21 THE PEEK-A-BOO SH*T - Now you see it, now you don't. This sh*t is playing games with you. Requires patience and muscle control.
22 THE BOMBSHELL - A sh*t that comes as a complete surprise at a time that is either inappropriate to sh*t (while on a bus or having a haircut) or you are nowhere near sh*tting facilities.
23 THE SNAKE CHARMER - A long skinny sh*t which has managed to coil itself into a frightening position - usually harmless.
24 THE OLYMPIC SH*T - This sh*t occurs exactly 5 minutes prior to the start of any competitive event in which you are entered and bears a close resemblance to the Drinker's Sh*t.
25 THE BACK-TO-NATURE SH*T - This sh*t may be of any variety but is always deposited either in the woods or while hiding behind the passenger side of your car.
26 THE PEBBLES-FROM-HEAVEN SH*T - An adorable collection of small sh*t in a cluster, often a gift from God when you actually CAN'T sh*t.
27 PREMEDITATED SH*T - Laxative induced. Doesn't count.
28 SH*TZOPHERENIA - Fear of sh*tting - can be fatal!
29 ENERGIZER BUNNY SH*T - Also known as a "Still Going" sh*t.
30 THE POWER DUMP SH*T - The kind that comes out so fast, you barely get your pants down when you're done.

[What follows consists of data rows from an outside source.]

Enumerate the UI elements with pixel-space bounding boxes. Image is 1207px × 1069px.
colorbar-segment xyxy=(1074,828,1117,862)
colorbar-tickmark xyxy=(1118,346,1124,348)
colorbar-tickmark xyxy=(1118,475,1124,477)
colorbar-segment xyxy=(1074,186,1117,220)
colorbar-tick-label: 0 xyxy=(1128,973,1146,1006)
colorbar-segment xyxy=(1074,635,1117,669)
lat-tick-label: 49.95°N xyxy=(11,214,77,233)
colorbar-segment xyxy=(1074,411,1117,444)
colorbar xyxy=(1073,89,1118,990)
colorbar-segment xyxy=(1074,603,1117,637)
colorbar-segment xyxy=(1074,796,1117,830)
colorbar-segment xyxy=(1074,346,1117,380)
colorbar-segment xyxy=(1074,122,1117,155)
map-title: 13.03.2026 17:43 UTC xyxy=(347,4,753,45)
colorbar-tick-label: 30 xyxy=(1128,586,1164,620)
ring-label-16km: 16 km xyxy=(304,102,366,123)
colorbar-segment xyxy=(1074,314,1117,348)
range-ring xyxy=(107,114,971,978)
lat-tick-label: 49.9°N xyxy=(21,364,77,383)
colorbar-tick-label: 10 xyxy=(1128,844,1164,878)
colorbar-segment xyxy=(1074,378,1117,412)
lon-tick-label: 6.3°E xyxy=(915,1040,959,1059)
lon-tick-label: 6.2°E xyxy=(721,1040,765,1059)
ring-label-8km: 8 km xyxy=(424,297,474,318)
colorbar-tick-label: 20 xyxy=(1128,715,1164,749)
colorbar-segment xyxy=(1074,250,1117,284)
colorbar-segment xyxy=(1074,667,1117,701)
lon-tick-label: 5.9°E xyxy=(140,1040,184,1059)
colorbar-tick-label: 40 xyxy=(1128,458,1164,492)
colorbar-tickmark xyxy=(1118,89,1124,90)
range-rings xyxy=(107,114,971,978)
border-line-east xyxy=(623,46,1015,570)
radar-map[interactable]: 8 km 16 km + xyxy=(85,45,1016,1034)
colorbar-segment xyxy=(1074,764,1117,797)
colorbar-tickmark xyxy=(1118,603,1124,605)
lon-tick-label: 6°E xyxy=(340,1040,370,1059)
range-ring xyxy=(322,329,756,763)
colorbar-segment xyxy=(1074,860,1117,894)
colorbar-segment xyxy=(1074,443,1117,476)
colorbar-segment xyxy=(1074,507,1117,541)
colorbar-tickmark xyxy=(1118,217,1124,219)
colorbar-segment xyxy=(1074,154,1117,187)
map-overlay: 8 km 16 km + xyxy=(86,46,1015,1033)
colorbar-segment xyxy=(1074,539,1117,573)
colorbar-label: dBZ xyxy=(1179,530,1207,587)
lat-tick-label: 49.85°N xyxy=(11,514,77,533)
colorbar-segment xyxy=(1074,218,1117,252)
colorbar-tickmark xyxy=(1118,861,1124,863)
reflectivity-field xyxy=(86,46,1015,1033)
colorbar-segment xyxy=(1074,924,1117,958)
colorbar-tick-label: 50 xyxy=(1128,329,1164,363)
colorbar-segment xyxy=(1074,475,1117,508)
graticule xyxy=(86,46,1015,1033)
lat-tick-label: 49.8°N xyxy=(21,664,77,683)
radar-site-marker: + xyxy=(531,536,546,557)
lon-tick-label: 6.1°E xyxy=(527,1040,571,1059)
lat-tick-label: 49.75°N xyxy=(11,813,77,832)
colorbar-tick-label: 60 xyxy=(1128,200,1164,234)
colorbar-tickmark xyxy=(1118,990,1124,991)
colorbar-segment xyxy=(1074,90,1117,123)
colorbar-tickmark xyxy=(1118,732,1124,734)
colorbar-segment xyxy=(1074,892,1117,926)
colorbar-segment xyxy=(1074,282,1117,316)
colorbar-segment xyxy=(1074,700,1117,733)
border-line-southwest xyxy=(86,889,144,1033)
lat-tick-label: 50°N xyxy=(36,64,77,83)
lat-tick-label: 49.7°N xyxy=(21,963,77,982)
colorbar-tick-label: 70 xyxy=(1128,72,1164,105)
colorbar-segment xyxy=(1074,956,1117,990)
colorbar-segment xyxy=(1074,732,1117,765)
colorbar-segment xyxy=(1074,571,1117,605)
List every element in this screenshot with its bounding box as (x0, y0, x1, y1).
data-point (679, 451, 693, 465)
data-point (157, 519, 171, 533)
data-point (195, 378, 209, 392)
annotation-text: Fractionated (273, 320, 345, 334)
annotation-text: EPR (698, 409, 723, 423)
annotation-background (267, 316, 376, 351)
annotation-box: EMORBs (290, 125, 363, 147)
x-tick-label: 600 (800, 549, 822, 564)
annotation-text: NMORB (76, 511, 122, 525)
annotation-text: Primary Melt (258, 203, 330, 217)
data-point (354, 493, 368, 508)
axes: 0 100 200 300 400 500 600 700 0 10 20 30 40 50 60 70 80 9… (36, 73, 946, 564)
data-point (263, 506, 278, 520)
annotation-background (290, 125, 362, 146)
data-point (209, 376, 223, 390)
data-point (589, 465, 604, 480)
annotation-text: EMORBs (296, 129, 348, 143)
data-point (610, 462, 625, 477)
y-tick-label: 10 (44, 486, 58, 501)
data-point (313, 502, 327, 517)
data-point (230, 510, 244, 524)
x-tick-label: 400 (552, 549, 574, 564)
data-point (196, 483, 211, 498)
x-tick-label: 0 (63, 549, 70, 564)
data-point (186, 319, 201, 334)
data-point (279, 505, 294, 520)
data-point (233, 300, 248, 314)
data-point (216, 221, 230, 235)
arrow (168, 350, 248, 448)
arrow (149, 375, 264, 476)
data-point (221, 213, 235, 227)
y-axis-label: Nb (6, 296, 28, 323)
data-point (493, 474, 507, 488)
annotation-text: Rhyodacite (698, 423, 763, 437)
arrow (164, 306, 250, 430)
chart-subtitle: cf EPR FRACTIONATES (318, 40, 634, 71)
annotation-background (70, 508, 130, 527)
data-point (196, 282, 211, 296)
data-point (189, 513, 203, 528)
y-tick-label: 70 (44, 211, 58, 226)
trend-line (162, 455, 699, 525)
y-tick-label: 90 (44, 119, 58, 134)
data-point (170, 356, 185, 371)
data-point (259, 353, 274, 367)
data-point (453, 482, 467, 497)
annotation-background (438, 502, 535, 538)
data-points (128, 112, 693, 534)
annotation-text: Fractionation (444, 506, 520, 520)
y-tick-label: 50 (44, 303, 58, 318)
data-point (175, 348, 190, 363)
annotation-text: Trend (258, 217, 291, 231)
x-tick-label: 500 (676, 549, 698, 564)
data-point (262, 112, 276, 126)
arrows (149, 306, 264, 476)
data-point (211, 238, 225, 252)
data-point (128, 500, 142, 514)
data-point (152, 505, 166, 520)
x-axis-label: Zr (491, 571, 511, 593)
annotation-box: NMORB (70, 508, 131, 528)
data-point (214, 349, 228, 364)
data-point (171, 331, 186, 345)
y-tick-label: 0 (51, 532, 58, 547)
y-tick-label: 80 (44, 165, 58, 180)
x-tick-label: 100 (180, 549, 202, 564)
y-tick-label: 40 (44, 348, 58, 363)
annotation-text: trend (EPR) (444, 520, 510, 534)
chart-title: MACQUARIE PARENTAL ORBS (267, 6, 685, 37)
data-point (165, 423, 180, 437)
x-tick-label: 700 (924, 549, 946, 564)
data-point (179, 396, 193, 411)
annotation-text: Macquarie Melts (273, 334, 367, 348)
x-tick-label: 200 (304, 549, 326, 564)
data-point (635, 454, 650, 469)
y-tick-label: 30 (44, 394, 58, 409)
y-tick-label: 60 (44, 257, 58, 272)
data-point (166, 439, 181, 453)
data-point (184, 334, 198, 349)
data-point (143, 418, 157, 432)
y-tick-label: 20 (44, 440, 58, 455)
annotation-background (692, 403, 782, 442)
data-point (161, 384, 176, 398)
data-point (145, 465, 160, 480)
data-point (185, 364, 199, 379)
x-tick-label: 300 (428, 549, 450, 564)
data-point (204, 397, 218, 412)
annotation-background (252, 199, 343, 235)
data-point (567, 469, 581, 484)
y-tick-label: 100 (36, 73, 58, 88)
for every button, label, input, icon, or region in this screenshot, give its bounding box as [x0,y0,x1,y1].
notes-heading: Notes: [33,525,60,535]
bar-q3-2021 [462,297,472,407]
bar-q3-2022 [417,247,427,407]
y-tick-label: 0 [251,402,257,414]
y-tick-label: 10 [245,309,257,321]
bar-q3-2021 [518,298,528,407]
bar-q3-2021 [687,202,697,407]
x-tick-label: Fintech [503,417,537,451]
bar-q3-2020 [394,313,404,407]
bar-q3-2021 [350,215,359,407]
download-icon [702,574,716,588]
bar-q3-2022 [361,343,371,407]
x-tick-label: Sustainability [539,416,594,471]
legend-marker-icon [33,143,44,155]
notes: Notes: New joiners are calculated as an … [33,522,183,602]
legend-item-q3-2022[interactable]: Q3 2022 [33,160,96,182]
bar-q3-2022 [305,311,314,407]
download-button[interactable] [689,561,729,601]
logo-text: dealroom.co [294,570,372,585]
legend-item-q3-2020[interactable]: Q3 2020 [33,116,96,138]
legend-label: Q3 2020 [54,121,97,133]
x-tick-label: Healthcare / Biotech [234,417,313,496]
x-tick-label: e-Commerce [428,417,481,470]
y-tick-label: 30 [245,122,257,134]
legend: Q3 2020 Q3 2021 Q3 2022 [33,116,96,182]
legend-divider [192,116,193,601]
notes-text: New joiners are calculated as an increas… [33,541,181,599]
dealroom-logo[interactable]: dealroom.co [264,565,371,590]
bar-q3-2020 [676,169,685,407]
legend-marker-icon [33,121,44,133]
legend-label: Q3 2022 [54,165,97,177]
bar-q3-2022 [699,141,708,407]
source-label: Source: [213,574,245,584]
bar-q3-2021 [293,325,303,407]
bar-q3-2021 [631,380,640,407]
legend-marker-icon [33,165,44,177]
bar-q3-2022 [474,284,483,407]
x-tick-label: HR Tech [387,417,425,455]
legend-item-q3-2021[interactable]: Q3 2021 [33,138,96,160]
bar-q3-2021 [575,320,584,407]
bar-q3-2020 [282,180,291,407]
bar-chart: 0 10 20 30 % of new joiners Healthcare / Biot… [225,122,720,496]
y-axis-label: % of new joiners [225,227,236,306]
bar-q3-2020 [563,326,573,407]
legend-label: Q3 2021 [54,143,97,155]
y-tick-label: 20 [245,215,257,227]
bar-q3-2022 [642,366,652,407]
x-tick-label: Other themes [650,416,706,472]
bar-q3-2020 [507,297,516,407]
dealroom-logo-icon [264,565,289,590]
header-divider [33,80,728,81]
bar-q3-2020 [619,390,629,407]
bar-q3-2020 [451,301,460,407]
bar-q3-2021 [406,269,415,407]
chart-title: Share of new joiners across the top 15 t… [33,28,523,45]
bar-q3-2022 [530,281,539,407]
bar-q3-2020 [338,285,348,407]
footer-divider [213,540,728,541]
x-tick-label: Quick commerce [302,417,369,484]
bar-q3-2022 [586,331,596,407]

31 THE LIQUID PLUMBER SH*T - This kind of sh*t is so big it plugs up the toilet and it overflows all over the floor. (You should have followed the advice from the Lincoln Log Sh*t.)
32 THE SPINAL TAP SH*T - The kind of sh*t that hurts so much coming out, you'd swear it's got to be coming out sideways.
33 THE "I THINK I'M GIVING BIRTH THROUGH MY ASSHOLE" SH*T - Similar to the Lincoln Log and The Spinal Tap Sh*ts. The shape and size of the thing resembles a beer can. Vacuous air space remains in the rectum for some time afterwards.
34 THE PORRIDGE SH*T - The type that comes out like toothpaste, and just keeps on coming. You have two choices: (a) flush and keep going, or (b) risk it piling up to your butt while you sit there helpless.
35 THE "I'M GOING TO CHEW MY FOOD BETTER" SH*T - When the bag of chips you ate last night lacerates the insides of your rectum on the way out in the morning.
36 THE "I THINK I'M TURNING INTO A BUNNY" SH*T - When you drop lots of cute, little round ones that look like marbles and make tiny splashing sounds when they hit the water.
37 THE "WHAT THE HELL DIED IN HERE?" SH*T - Also sometimes referred to as The Toxic Dump. Of course you don't warn anyone of the poisonous bathroom odor. Instead, you stand innocently near the door and enjoy the show as they come out running and gasping for air.
38 THE "I JUST KNOW THERE'S SOMETHING STILL DANGLING THERE" SH*T- Where you just sit there patiently and wait for the last cling-on to drop off because if you wipe now, it's going to smear all over the place.